Coordination de la poltique européenne et de représentation de la Belgique

 

En vertu du principe « in foro interno, in foro externo » inscrit dans la Constitution, les entités fédérées belges assurent les relations internationales pour les matières qui relèvent de leurs compétences internes (par exemple, l’énergie, l’environnement et l’enseignement). En outre, depuis le traité de Maastricht de 1992, les ministres des entités fédérées peuvent représenter leur État membre au sein du Conseil de l’Union européenne.

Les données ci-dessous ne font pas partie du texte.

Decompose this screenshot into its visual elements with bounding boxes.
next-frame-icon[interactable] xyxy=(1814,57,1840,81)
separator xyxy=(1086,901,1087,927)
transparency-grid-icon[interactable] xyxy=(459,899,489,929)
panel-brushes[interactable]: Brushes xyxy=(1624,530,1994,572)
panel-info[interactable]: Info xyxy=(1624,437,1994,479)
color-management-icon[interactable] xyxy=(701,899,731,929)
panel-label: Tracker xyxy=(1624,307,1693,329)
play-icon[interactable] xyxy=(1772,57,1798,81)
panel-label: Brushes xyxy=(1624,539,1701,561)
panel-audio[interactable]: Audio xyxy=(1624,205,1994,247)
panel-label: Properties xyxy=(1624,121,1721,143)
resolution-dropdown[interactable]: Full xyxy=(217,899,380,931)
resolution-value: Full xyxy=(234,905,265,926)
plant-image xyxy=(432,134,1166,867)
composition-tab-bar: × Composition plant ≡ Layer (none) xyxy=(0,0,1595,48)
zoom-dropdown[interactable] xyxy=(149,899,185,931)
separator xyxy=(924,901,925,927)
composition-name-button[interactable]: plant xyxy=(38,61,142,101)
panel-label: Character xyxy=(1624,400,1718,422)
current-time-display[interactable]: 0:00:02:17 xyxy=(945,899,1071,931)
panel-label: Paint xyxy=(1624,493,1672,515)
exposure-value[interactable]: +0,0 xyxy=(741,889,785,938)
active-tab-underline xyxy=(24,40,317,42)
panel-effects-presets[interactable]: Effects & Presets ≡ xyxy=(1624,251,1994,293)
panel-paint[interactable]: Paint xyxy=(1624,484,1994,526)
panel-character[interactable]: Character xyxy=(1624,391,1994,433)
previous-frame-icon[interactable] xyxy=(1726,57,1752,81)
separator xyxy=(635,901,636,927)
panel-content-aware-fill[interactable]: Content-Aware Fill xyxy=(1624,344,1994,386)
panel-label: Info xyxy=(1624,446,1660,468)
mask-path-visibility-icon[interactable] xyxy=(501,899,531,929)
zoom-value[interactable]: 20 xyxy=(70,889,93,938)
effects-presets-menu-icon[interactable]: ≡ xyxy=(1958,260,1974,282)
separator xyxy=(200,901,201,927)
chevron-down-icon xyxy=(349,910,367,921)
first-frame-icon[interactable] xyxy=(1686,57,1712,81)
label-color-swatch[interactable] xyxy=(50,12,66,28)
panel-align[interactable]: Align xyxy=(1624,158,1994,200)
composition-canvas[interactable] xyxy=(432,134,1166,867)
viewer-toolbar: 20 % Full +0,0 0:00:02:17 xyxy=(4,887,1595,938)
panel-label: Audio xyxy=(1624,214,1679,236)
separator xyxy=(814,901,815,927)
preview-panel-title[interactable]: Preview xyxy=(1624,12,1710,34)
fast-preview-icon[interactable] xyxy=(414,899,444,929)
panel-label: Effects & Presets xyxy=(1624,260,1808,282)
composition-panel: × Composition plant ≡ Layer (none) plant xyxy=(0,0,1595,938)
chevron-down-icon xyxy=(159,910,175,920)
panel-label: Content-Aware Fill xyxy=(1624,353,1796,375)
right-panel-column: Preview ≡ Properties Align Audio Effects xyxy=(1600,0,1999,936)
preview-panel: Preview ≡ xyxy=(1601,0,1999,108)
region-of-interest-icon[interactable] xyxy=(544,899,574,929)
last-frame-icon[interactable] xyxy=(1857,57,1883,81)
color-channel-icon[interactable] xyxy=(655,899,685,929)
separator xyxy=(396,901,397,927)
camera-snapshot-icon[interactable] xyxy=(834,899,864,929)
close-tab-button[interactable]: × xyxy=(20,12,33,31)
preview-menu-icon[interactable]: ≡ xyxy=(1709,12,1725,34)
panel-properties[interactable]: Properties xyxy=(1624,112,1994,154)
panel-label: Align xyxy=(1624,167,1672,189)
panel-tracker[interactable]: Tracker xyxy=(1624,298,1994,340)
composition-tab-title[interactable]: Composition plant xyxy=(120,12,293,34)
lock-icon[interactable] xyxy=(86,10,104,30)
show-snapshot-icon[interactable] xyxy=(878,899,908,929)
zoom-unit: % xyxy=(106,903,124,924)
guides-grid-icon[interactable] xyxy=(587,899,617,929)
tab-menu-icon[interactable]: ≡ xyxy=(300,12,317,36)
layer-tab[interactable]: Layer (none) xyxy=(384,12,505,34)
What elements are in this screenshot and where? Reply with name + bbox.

En 1994, l’autorité fédérale et les entités fédérées ont signé à cet effet « l’Accord de coopération entre l'État fédéral, les Communautés et les Régions, relatif à la représentation du Royaume de Belgique au sein du Conseil des ministres de l'Union européenne ». Cet accord règle, d’une part, la coordination de la politique européenne entre les entités fédérale et fédérées belges et organise, d’autre part, la représentation de la Belgique dans les différentes formations du Conseil de l’Union européenne. Une adaptation du texte a été réalisée en 2003 à la suite de la régionalisation de l’agriculture et de la pêche.

1. La coordination belge de la politique européenne

L’accord de coopération stipule que la coordination de la politique européenne nécessite une concertation entre les niveaux de pouvoir fédéral et fédéré ), afin de déterminer la position qui sera défendue par la Belgique dans les différentes formations du Conseil. Le SPF Affaires étrangères, et plus précisément la direction générale Coordination et Affaires européennes (DGE), organise cette concertation et assure la présidence des « réunions DGE » auxquelles participent les représentants des cabinets et départements compétents à l’échelon fédéral et fédéré pour les matières à l’ordre du jour.

2. La représentation au sein du Conseil de l’Union européenne

Dès que la position belge est définie, le ministre des Affaires étrangères envoie ses instructions à la Représentation permanente, avec copie aux ministres concernés. La Représentation permanente participe, au niveau des groupes de travail et des ambassadeurs, aux réunions visant à préparer les travaux du Conseil des ministres. En principe, le ministre représentant la Belgique au Conseil doit s’en tenir à la position à laquelle a abouti la concertation DGE, sauf bien évidemment lorsque l’urgence justifie des adaptations.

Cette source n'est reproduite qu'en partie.